Dinner · Pasta

The Prospect’s Pesto

In my imagination, The Prospect is the coolest restaurant to ever be. The kind of place in the basement of some old downtown brick building. Lots of rich wood with rounded corners – cool in some lost decade which makes it cool now. That terrible carpet every established restaurant seems to have, mirrors behind a bar that has more glasses hanging above it that could ever be needed. Glittering alcohols in unmarked bottles.

Cool people. Maybe some jazz music. But not the kind of jazz music that makes you pissed. The kind that makes you dreamy and intellectual. I imagine The Prospect as a place where you might join tables with the couple next to you if you struck up a conversation before your meals arrived. Where the waitresses never write down the orders and never get it wrong. Long black aprons. And an air of mischief in the workers who have gigs at the community theatre now and then. The kind of place where you know you’re not allowed to make substitutions and you’d never dream of it anyway because the recipes are perfect.

It’s where my mom worked when my parents moved to Kansas City for a flash in the pan before heading to New York to pursue their acting careers. My mom, Judy, an effervescent waitress, her long black hair flipping over her shoulder at just the right moments.

I’ll never know because The Prospect is long gone. Lost to the graveyard of restaurants that should have survived, but didn’t. But while the building is likely now filled with the newest trends, its memory lives on at my dinner table. And in my mother’s heart. She loved this restaurant. Its dark and sparkling bar. It’s light and airy dining room. It’s magical patio. This was a place she felt at home. It was a place she experienced life. She was standing in the kitchen when she heard about John Lennon’s assassination.

Even though The Prospect isn’t a place you can visit, you can bring a little bit of The Prospect to your very own table.

But.

I have to warn you.

There’s no going back.

Once you have this pesto, all other pesto will be ruined.

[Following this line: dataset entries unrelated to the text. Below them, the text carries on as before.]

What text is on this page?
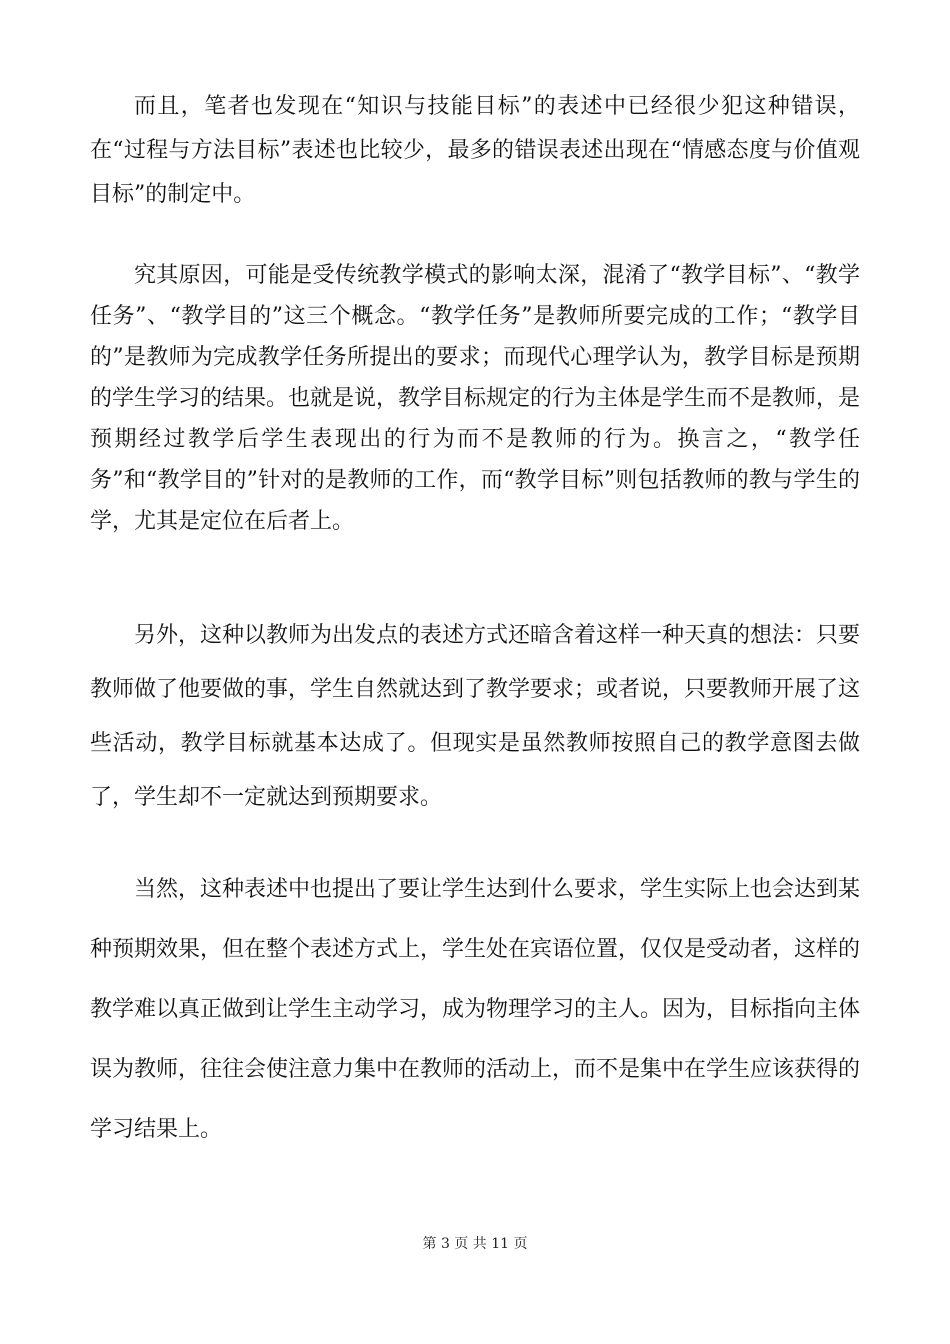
而且，笔者也发现在“知识与技能目标”的表述中已经很少犯这种错误，在“过程与方法目标”表述也比较少，最多的错误表述出现在“情感态度与价值观目标”的制定中。

究其原因，可能是受传统教学模式的影响太深，混淆了“教学目标”、“教学任务”、“教学目的”这三个概念。“教学任务”是教师所要完成的工作；“教学目的”是教师为完成教学任务所提出的要求；而现代心理学认为，教学目标是预期的学生学习的结果。也就是说，教学目标规定的行为主体是学生而不是教师，是预期经过教学后学生表现出的行为而不是教师的行为。换言之，“教学任务”和“教学目的”针对的是教师的工作，而“教学目标”则包括教师的教与学生的学，尤其是定位在后者上。

另外，这种以教师为出发点的表述方式还暗含着这样一种天真的想法：只要教师做了他要做的事，学生自然就达到了教学要求；或者说，只要教师开展了这些活动，教学目标就基本达成了。但现实是虽然教师按照自己的教学意图去做了，学生却不一定就达到预期要求。

当然，这种表述中也提出了要让学生达到什么要求，学生实际上也会达到某种预期效果，但在整个表述方式上，学生处在宾语位置，仅仅是受动者，这样的教学难以真正做到让学生主动学习，成为物理学习的主人。因为，目标指向主体误为教师，往往会使注意力集中在教师的活动上，而不是集中在学生应该获得的学习结果上。

第 3 页 共 11 页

Yes, you read that right. This is the pesto to end all pesto. And if you want to still be able to buy a jar of pesto or order from your favorite noodle chain, just go click the ‘x’ in the corner on this page and forget everything I’ve said. Keep your precious ability to enjoy all pesto but, honestly, I often envy it. I’m serious and I’ll understand.

Still here?

Get ready.

Gardening Is Hard

It’s hard! Okay! Like all these blogs of people twirling around in cute little garden hats with 6 dozen carrots are mesmerizing to me!

I try to grow tomatoes? I create a strange tomato jungle full of vigor, but not full of edible tomatoes.

I try to keep ONE hanging plant alive and I just. I don’t. I WANT to. I want to so bad. And maybe part of this blog journey will include my attempts at greening my thumb.

But I’ve got one thing down. Basil. Basil is the easiest little goldmine you can invest in. It grows in the ground. It grows in containers. Its hearty. Its forgiving. Its fragrant. It makes the pesto. Just pinch those white flowers off the top all summer and you’ll be swimming in delicious basil.

Yeah, you can buy those little packs of fresh basil. Maybe you have some awesome market where you can buy bags of locally grown basil. But I implore you, as the world’s saddest excuse for a food person who understands food growth, grow some basil and use it for this recipe. It is the biggest payoff.

The Prospect’s Pesto

Serves: 6 – I mean honestly the amount of people doesn’t matter you will eat all of it.

Ingredients

  • 2-3 C Fresh pinched, backyard basil, rinsed and spun
  • 2 Big cloves garlic
  • 2 T Pine nuts
  • 3/4 C Olive oil (One you actually like the taste of – I’m honestly partial to Trader’s Joe’s Full Flavor Olive Oil)
  • 3/4 C Grated parmesan cheese
  • 1.2 tsp Kosher salt
  • 1 lb. Penne, cooked to package instructions

Instruments

  • Salad spinner
  • Various measuring spoons and cups
  • Large pot for pasta cooking
  • Food processor, at least 4 cup capacity
  • Spatula
  1. In a food processor, combine basil, garlic cloves, pine nuts, and just enough olive oil to moisten the mixture and allow it to process. Puree this mix into as fine a paste as humanly (or…mechanically) possible. Pause to scrape as many times as you need. It should be a uniform paste without any large leafy chunks.
  2. Grab your serving bowl, put the remaining olive oil, parmesan, and salt in the bowl. Dump the green mix in the bowl. Gently and with much love combine all of the ingredients in the bottom of the bowl, mixing very well.
  3. Toss with your cooked penne. (Don’t rinse your pasta!) Make sure you get all the pesto up and coating all the pasta.
  4. Serve with a crusty bread loaf and quality butter.
  5. Weep with joy.

9 thoughts on “The Prospect’s Pesto

  1. This pesto pasta was so delicious and easy to make! A perfect summer recipe! I loved your history on the Prospect; thanks for sharing!

    Like

  2. I can imagine the story and set up of the old restaurant and how it would be nice to have your own ingredients in the backyard. I need to try more pesto so Im making this one.